Not entirely true, around the same time Dennard scaling ended, transistor channel length scaling also slowed down significantly (Although I don't know if they are directly related). It's not a short topic and i'm no expert, but the summary is that process node name values no longer directly relate to transistor dimensions, and scaling has become more "strategic".

In my mind the end of Dennard scaling marked the beginning of the end of the road. The challenges are becoming more fundamental and yet process node reduction no longer yields the same benefits - meanwhile it's becoming realistic to count cross sectional areas in terms of numbers of atoms... the road really is short.

Not that we wont find another road ;)




Here's my transistor scaling chart. TSMC 5nm should be coming this year, with 1.8x scaling.
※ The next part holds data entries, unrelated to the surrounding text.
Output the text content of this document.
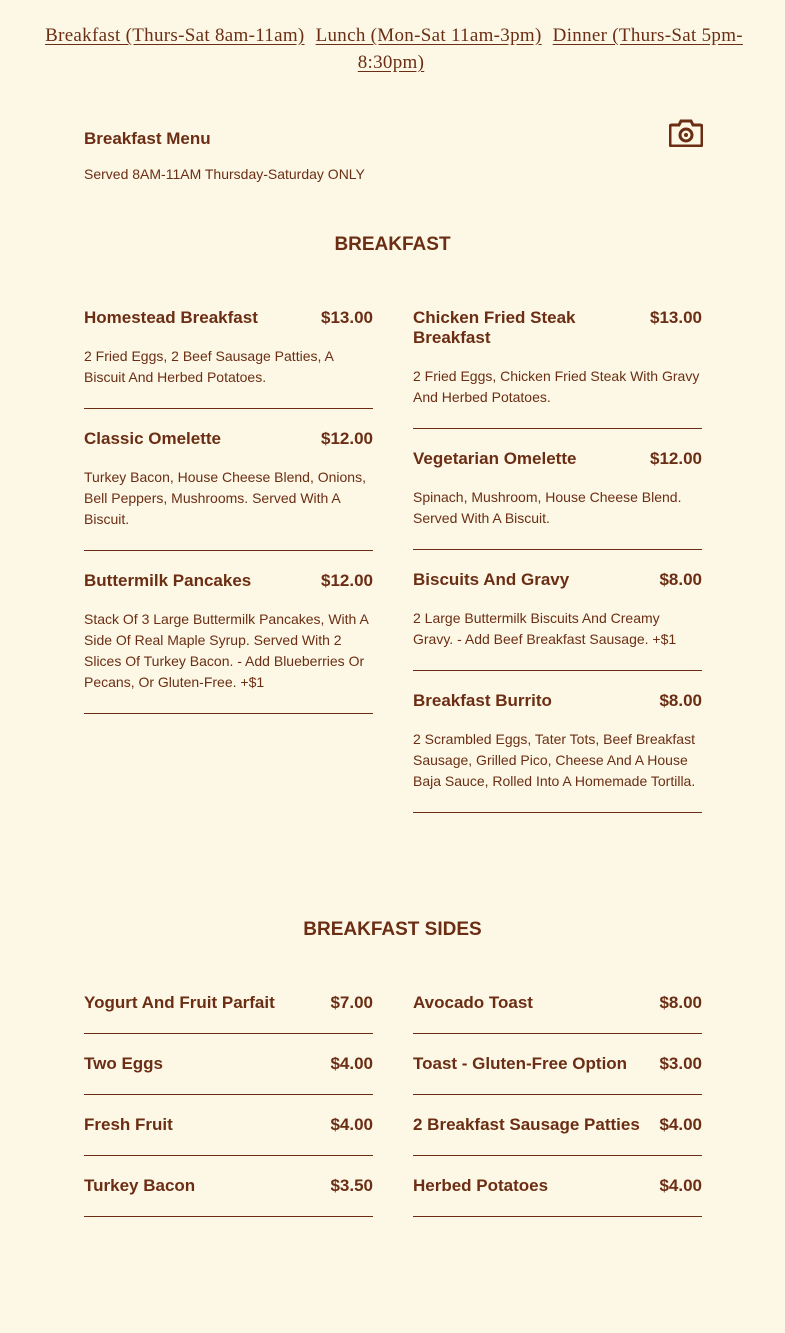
Breakfast (Thurs-Sat 8am-11am) Lunch (Mon-Sat 11am-3pm) Dinner (Thurs-Sat 5pm-8:30pm)
Breakfast Menu
Served 8AM-11AM Thursday-Saturday ONLY
BREAKFAST
Homestead Breakfast	$13.00
2 Fried Eggs, 2 Beef Sausage Patties, A Biscuit And Herbed Potatoes.
Classic Omelette	$12.00
Turkey Bacon, House Cheese Blend, Onions, Bell Peppers, Mushrooms. Served With A Biscuit.
Buttermilk Pancakes	$12.00
Stack Of 3 Large Buttermilk Pancakes, With A Side Of Real Maple Syrup. Served With 2 Slices Of Turkey Bacon. - Add Blueberries Or Pecans, Or Gluten-Free. +$1
Chicken Fried Steak Breakfast
$13.00
2 Fried Eggs, Chicken Fried Steak With Gravy And Herbed Potatoes.
Vegetarian Omelette	$12.00
Spinach, Mushroom, House Cheese Blend. Served With A Biscuit.
Biscuits And Gravy	$8.00
2 Large Buttermilk Biscuits And Creamy Gravy. - Add Beef Breakfast Sausage. +$1
Breakfast Burrito	$8.00
2 Scrambled Eggs, Tater Tots, Beef Breakfast Sausage, Grilled Pico, Cheese And A House Baja Sauce, Rolled Into A Homemade Tortilla.
BREAKFAST SIDES
Yogurt And Fruit Parfait	$7.00
Two Eggs	$4.00
Fresh Fruit	$4.00
Turkey Bacon	$3.50
Avocado Toast	$8.00
Toast - Gluten-Free Option $3.00
2 Breakfast Sausage Patties $4.00
Herbed Potatoes	$4.00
So my numbers say we haven't stalled yet.

https://docs.google.com/spreadsheets/d/1NNOqbJfcISFyMd0EsSrh...


But those numbers are process node name value, as I said they no longer directly relate to transistor channel length.
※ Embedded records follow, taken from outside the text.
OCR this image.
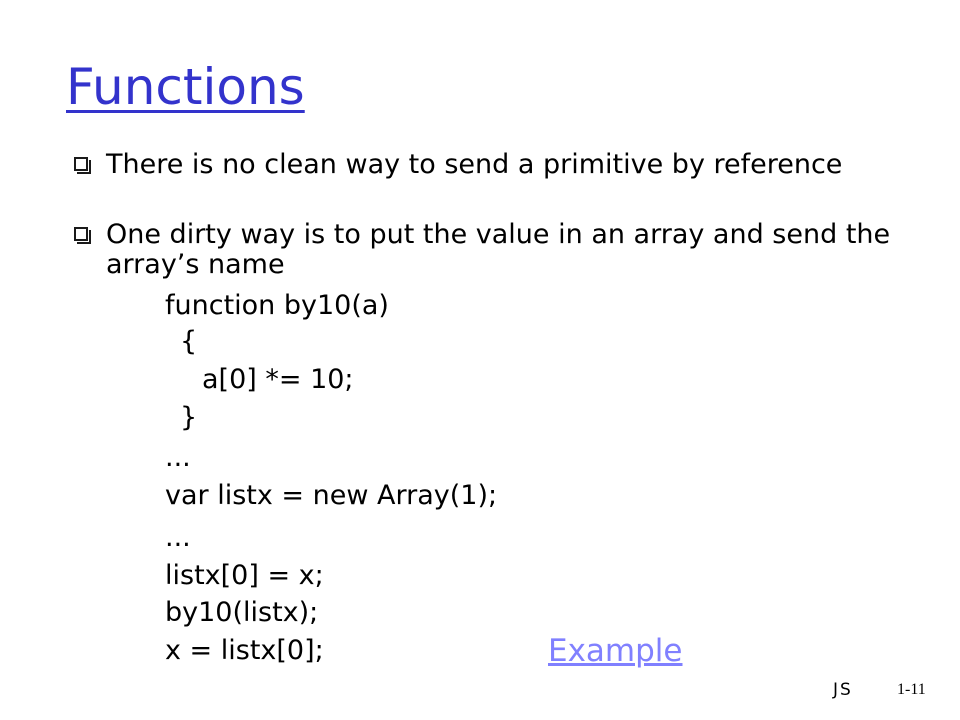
Functions
There is no clean way to send a primitive by reference
One dirty way is to put the value in an array and send the array’s name
function by10(a)
{
a[0] *= 10;
}
...
var listx = new Array(1);
...
listx[0] = x;
by10(listx);
x = listx[0];	Example
JS	1-11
Transistors are still shrinking by some measures, but not in the same simple way that one dimensional process node names make it appear.


No, I'm plotting the number of transistors per unit area.


Ahh sorry my mistake.

Although that is still a proxy for transistor scale - what's interesting is your plot shows that in terms of density transistor scale is still managing to follow a log scale trend, in spite of the fact transistor scaling itself stopped being uniform long ago.